By looking at the weekly patterns per type of housing, we remove one of the possible factors explaining the variations observed on the whole group. Clearly we see that apartments are very similar, independently of owning an EV or not, because the EV is often connected to another smart meter than the one measuring the apartment consumption. One surprising finding is that even once the type of housing similar, we still see a puzzling difference between morning and afternoon peak in both groups. Let us look at the centred detached house curve: in this graph, we observe a rather puzzling lower consumption from the EV group in the morning peak compared to the no-EV group. And this applies for all days of the week. There is no direct explanation of this observation.


There are many take home messages in this analysis. For example, we showed that EV owners have (in average):

  • higher daily max than non EV owners
  • higher afternoon peak during week days than non EV owners
  • a (possible) shift of the afternoon peak towards later hours in summer but not in winter Don’t hesitate to contact me for further discussion on the topic.

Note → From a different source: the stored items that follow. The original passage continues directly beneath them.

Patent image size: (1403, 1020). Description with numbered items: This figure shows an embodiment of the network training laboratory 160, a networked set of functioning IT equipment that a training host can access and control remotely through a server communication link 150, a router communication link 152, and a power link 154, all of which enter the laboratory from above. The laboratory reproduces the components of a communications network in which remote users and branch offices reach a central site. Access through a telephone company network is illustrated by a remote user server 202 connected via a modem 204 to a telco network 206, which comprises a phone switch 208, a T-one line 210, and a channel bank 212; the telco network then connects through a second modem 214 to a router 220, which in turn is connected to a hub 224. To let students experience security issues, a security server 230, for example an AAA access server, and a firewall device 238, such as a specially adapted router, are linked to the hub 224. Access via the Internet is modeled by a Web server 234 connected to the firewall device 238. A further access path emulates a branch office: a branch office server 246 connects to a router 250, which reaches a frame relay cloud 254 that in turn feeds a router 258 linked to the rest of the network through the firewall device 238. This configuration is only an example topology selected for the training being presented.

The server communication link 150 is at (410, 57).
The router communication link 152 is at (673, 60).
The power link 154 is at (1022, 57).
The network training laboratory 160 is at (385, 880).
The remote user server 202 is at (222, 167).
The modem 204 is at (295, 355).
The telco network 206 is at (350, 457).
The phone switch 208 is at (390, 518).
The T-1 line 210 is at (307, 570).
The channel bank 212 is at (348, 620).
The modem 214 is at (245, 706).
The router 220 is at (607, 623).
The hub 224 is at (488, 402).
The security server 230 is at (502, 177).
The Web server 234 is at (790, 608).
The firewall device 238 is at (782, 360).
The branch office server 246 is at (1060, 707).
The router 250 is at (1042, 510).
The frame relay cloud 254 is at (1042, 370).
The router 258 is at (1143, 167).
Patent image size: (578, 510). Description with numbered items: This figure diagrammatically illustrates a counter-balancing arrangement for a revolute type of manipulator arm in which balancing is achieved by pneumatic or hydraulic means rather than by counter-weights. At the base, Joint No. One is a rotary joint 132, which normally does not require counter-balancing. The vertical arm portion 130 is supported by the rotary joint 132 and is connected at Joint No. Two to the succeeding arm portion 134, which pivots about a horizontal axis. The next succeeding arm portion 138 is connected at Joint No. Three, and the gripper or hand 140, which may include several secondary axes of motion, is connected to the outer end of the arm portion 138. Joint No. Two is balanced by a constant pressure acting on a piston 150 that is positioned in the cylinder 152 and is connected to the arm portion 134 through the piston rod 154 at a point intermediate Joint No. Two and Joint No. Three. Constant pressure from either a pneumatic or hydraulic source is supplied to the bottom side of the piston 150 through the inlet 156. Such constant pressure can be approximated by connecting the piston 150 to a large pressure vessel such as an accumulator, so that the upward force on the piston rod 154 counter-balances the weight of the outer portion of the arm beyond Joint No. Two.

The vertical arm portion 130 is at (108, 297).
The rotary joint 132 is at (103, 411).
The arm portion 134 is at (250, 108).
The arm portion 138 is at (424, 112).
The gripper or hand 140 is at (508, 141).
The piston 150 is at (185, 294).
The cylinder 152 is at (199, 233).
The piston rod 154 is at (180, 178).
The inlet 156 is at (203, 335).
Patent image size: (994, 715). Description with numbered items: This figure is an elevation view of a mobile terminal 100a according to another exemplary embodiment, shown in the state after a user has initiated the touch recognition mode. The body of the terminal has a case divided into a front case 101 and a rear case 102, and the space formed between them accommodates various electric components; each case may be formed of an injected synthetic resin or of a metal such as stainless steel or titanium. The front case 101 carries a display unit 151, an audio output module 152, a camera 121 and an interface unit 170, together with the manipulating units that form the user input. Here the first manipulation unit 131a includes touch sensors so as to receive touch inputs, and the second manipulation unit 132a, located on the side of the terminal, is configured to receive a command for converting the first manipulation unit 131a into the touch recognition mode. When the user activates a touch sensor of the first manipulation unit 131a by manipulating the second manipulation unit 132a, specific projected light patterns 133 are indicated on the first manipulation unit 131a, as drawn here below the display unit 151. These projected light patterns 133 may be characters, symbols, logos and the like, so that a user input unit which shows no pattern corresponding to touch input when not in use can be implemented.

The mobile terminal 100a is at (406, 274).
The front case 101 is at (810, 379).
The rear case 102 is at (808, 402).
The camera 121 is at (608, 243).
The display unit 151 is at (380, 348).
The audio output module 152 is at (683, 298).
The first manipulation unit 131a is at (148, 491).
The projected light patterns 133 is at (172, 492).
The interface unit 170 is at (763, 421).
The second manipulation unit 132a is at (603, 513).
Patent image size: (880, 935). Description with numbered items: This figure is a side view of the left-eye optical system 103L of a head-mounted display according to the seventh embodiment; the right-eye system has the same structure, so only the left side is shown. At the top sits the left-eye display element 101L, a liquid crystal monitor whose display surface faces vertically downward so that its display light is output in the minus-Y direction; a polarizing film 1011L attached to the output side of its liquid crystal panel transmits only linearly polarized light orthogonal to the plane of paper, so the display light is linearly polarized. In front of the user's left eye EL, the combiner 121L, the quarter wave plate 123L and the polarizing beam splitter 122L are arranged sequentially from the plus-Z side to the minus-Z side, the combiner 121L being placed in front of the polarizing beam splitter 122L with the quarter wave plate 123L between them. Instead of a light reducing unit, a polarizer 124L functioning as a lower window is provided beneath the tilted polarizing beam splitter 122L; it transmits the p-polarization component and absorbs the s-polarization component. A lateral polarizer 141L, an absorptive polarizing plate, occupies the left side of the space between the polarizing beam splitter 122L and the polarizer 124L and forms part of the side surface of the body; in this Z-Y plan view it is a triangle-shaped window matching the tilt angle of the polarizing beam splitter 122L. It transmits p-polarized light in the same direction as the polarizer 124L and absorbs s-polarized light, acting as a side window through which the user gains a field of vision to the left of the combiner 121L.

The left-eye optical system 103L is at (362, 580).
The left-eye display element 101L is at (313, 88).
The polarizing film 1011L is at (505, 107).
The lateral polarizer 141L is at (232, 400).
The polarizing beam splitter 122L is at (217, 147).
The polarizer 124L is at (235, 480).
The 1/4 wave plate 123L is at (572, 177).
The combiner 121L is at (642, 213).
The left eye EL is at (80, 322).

For the ones interested, we investigated if there is need to correct the hourly consumption data for seasonal variation when calculating the HOBWA patterns. In Norway, energy consumption is very correlated to exterior temperature and therefore seasonal. Our initial hypothesis was that the weekly pattern would be “more right” if using season-corrected consumption data as source (when of course not investigating the influence of the season on these patterns). Fit model

Figure 5. Fitting a seasonal model. Top: data and model fit. Bottom left: residuals. Bottom right: histogram of residuals.

To test this hypothesis, we applied both cos+sin model and a season-trend decomposition using LOESS. We saw very little to no change in the weekly pattern when compared to the weekly pattern with non corrected consumption data.